Crystal growing was popularised in the Great Depression. People traditionally used Mrs Stuart's Bluing. Obviously, this didn't escape the company's attention and to that end, they sell crystal growing kits and have an instruction page on their website. Taken from that page:

Mrs. Stewart’s Bluing is a colloidal suspension of extremely minute particles of blue powder (Ferric Hexacyanoferrate). This is not a solution in the true chemical meaning of that word.

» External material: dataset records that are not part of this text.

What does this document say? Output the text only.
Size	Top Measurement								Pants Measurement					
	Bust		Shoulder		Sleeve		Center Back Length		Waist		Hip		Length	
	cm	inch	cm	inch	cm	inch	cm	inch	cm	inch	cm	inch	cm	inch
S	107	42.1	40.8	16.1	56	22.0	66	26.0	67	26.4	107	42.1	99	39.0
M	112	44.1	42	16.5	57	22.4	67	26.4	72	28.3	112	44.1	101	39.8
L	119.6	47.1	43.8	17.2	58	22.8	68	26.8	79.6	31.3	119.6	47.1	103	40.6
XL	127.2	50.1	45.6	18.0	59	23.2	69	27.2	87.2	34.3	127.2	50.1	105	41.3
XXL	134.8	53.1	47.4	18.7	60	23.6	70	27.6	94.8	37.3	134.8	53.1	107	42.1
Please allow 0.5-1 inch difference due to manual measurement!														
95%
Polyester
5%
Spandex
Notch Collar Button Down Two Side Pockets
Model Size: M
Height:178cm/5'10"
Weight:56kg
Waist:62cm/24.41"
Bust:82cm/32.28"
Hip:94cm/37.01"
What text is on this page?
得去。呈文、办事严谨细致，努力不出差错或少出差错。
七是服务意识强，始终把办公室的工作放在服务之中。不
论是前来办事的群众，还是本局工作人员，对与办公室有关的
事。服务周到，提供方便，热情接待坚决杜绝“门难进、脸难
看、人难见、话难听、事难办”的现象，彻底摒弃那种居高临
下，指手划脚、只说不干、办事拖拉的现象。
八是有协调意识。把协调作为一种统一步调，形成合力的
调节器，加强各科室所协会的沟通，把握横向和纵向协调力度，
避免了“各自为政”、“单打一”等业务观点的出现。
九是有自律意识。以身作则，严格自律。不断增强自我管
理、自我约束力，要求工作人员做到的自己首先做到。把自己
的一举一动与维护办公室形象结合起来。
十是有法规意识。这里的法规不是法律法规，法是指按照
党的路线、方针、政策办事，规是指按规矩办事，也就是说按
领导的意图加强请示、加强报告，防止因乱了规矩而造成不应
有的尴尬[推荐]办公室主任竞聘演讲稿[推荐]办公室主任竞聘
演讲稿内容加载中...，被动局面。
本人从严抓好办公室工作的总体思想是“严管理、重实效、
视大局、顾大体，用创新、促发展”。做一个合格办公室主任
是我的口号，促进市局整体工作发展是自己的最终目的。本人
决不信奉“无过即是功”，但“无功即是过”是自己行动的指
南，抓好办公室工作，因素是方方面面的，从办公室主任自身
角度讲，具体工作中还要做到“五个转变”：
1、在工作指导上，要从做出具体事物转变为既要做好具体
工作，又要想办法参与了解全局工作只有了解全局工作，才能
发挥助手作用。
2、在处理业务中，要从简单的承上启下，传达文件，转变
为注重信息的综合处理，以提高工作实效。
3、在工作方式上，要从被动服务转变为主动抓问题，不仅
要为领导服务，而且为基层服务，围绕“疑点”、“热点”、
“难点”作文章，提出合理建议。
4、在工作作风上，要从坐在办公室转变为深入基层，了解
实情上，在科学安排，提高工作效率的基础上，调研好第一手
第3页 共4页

As the water from the bluing and the clear water which is first added evaporate, two things happen. The blue particles can no longer be supported and the excess salt cannot stay in solution. The salt crystallization process will take place around the blue particles as nuclei, in much the same way as silver iodide cloud seeding accelerates the formation of rain drops.

... The purpose of the porous material (sponge pieces) is to provide a means for capillary action to carry the liquid containing bluing and salt up from the main source of liquid. This further speeds up evaporation and causes the crystals to form over a larger area than just the rim of the bowl.

What interested me about this question was the illusion of a tree, continually growing. Whilst our poster wasn't looking the family must have added (again from the website) more bluing, salt and water.

Causing the 'tree' to

“bloom” indefinitely into beautiful rosebuds, coral and crystal.

Now I would suspect that the green like growth was due to the family member using a 'greening', i.e., a suspension of green dye in water, rather than blue.

ADDED: Here's an example of a commercially available crystal tree growing kit. It's not as elegant as the poster's, but it serves the point.

  • Ah, so I may have been on to something! Thanks for the info, Mani. That was fascinating!